Zwei Millionen Menschen kommen pro Jahr, womit das Unternehmen den größten Kundenzulauf in den benachbarten US-Bundesstaaten Michigan, Ohio, Indiana, Illinois und Pennsylvania hat. Die besucherstärksten Tage sind am Beginn der Adventzeit. Am 26. November 1994 kamen 25.981 Leute; dieser Tag steht in den Annalen der Firma ganz oben.

In den Hallen von "Christmas Wonderland" wird mehr geboten, als sich der Durchschnittseuropäer in seinen kühnsten Träumen ausmalen kann. Würde man all die elektrischen Christbaumkerzen-Girlanden aneinander knüpfen, die im Lauf eines Jahres dort verkauft werden, ergäbe das die stolze Länge von beinahe 644 Kilometern. Das reicht für 16 Lichterketten rund um den Äquator. Der Jahresumsatz von 121 Kilometern Girlanden nimmt sich demgegenüber vergleichsweise mickrig aus.

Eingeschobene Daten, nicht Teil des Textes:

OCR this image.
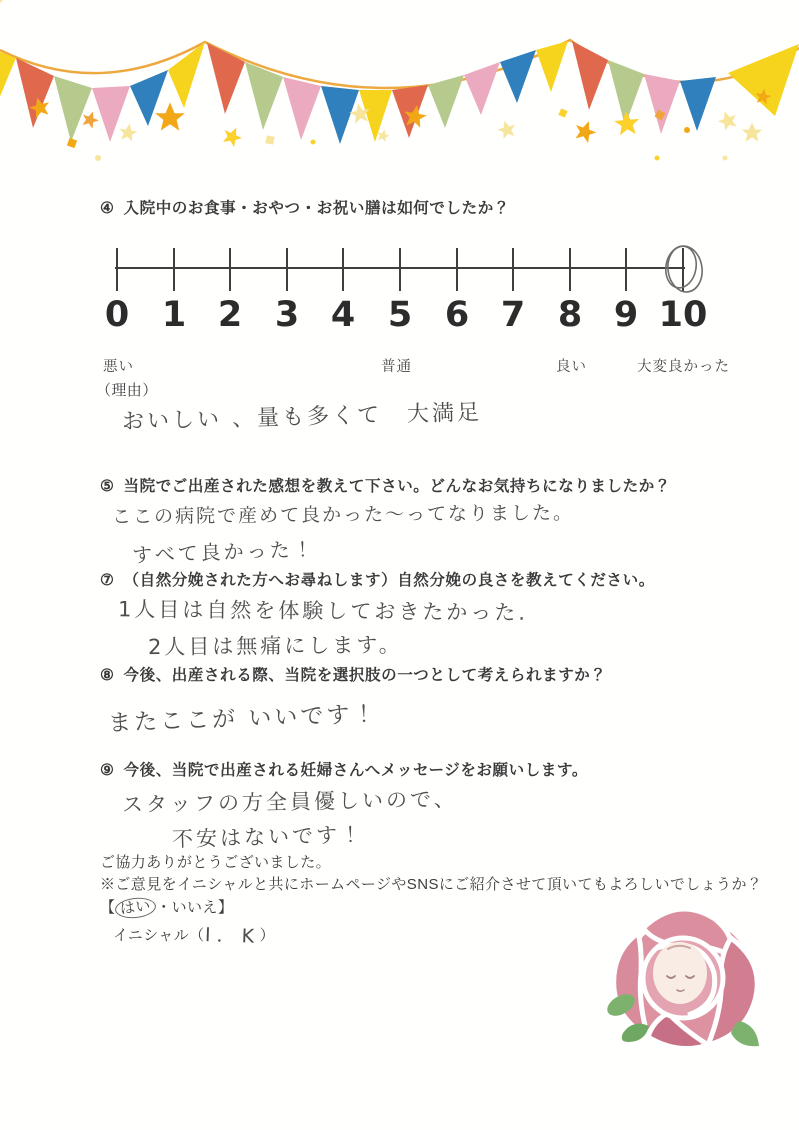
④ 入院中のお食事・おやつ・お祝い膳は如何でしたか？
0 1 2 3 4 5 6 7 8 9 10
悪い	普通	良い	大変良かった
（理由）
おいしい 、量も多くて　大満足
⑤ 当院でご出産された感想を教えて下さい。どんなお気持ちになりましたか？
ここの病院で産めて良かった～ってなりました。
すべて良かった！
⑦ （自然分娩された方へお尋ねします）自然分娩の良さを教えてください。
1人目は自然を体験しておきたかった.
2人目は無痛にします。
⑧ 今後、出産される際、当院を選択肢の一つとして考えられますか？
またここが いいです！
⑨ 今後、当院で出産される妊婦さんへメッセージをお願いします。
スタッフの方全員優しいので、
不安はないです！
ご協力ありがとうございました。
※ご意見をイニシャルと共にホームページやSNSにご紹介させて頂いてもよろしいでしょうか？
【 はい ・いいえ】
イニシャル（I．K）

Die Liste, das "Fact Sheet" fehlt natürlich nicht im Internet-Auftritt des

Konzerns mit Glitzerwaren

(http://www.bronners.com ), und sie ist imponierend. 400 Krippenmodelle, 260 unterschiedliche Baumdekorationen, 200 Nussknacker-Modelle, ein Angebot von 50.000 Waren, Ethno-Weihnachten aus 70 Ländern von den Anden bis nach Moskau. Eine Million Glaskugeln und dergleichen Dinge wandern pro Jahr über die Verkaufstische. Im "Christmas Wonderland" gibt es nichts, was es nicht gibt. Immerhin sind auch Bibeln in 20 Sprachen zu haben, ein kleiner spiritueller Lichtblick.

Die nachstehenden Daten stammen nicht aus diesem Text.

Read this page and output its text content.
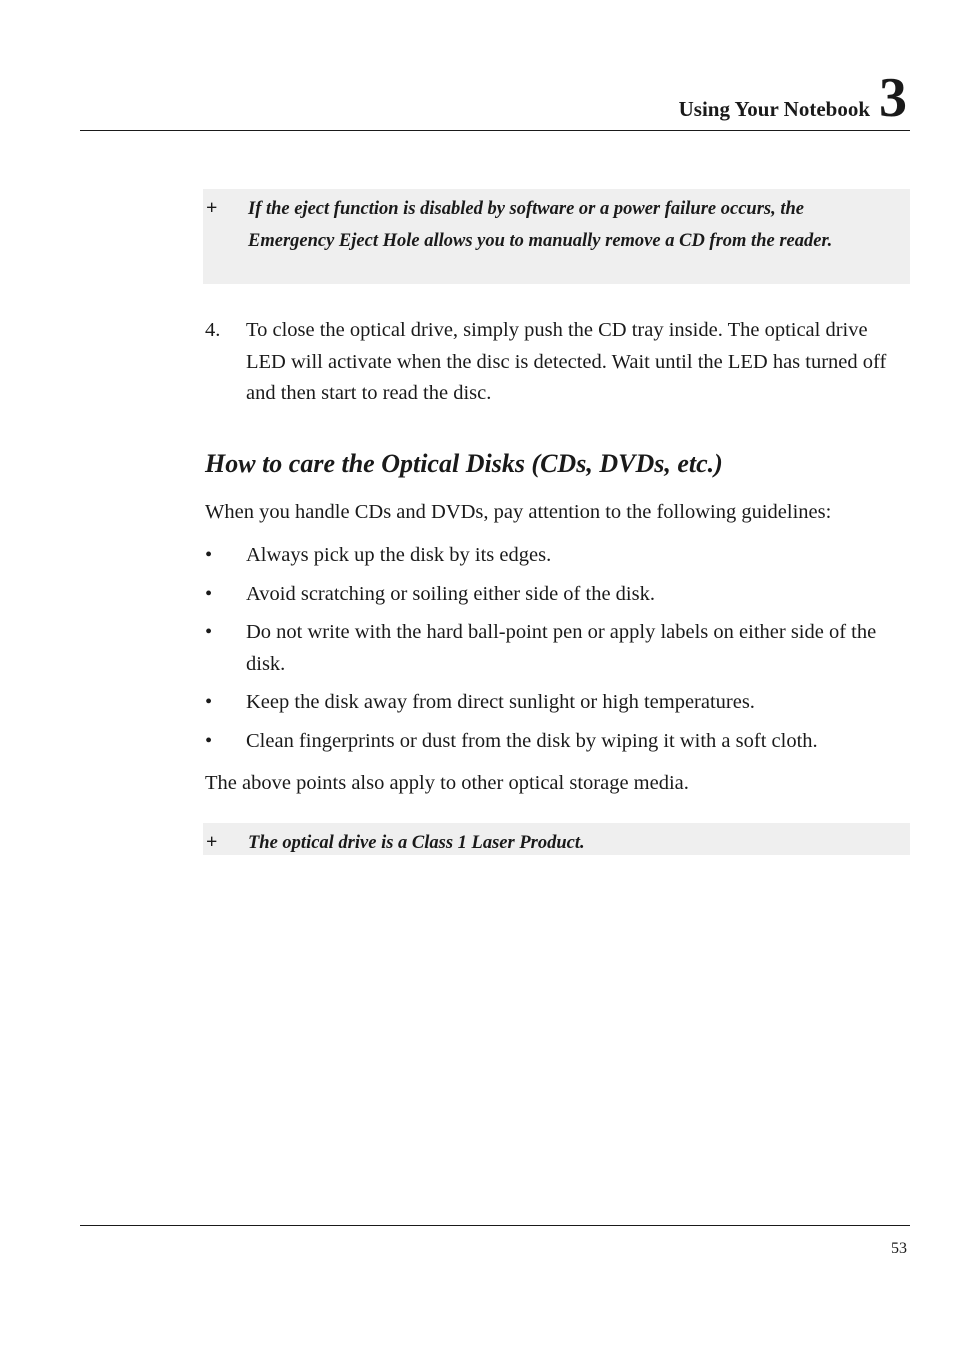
Using Your Notebook 3
+ If the eject function is disabled by software or a power failure occurs, the Emergency Eject Hole allows you to manually remove a CD from the reader.
4. To close the optical drive, simply push the CD tray inside. The optical drive LED will activate when the disc is detected. Wait until the LED has turned off and then start to read the disc.
How to care the Optical Disks (CDs, DVDs, etc.)
When you handle CDs and DVDs, pay attention to the following guidelines:
• Always pick up the disk by its edges.
• Avoid scratching or soiling either side of the disk.
• Do not write with the hard ball-point pen or apply labels on either side of the disk.
• Keep the disk away from direct sunlight or high temperatures.
• Clean fingerprints or dust from the disk by wiping it with a soft cloth.
The above points also apply to other optical storage media.
+ The optical drive is a Class 1 Laser Product.
53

Der besinnliche Pol im Weihnachts-Verkaufsgetriebe ist die dem Original im Salzburgischen Oberndorf nachempfundene Stille-Nacht-Kapelle. "1976 war ich das erste Mal in Oberndorf", erinnert sich Wallace Bronner. "Seit diesem Zeitpunkt beschäftigte mich der Plan, die Kapelle in Frankenmuth nachzubauen." Im November 1992 war es soweit. "Die Kapelle dient nur der Meditation, nicht dem Gottesdienst", erklärt Bronner. Einem Faltprospekt kann man entnehmen, dass "inside and outside the

chapel grounds" das Lied zu

hören ist. Im Inneren kann man allerlei imitierte Stille-Nacht-Devotionalien bewundern, aber immerhin auch die Weihnachtsgeschichte nach Lukas in 30 Sprachen nachlesen.

Der ausgefallene Name Frankenmuth hat tatsächlich etwas mit dem Frankenland und einem gewissen Wagemut zu tun, denn in dieser Gegend siedelten ab 1845 deutsche Aussiedler aus der Gegend um Nürnberg. Jetzt wird Frankenmuth als "Michigan's Little Bavaria" beworben. Es gibt über 100 "picturesque shops and restaurants". Vom Baustil der Häuser bis zu den Lederhosen der Kellner ist alles so getrimmt, wie sich Lieschen Müller aus den Metropolen Chicago oder Detroit bayerisches Lebensgefühl vorstellt.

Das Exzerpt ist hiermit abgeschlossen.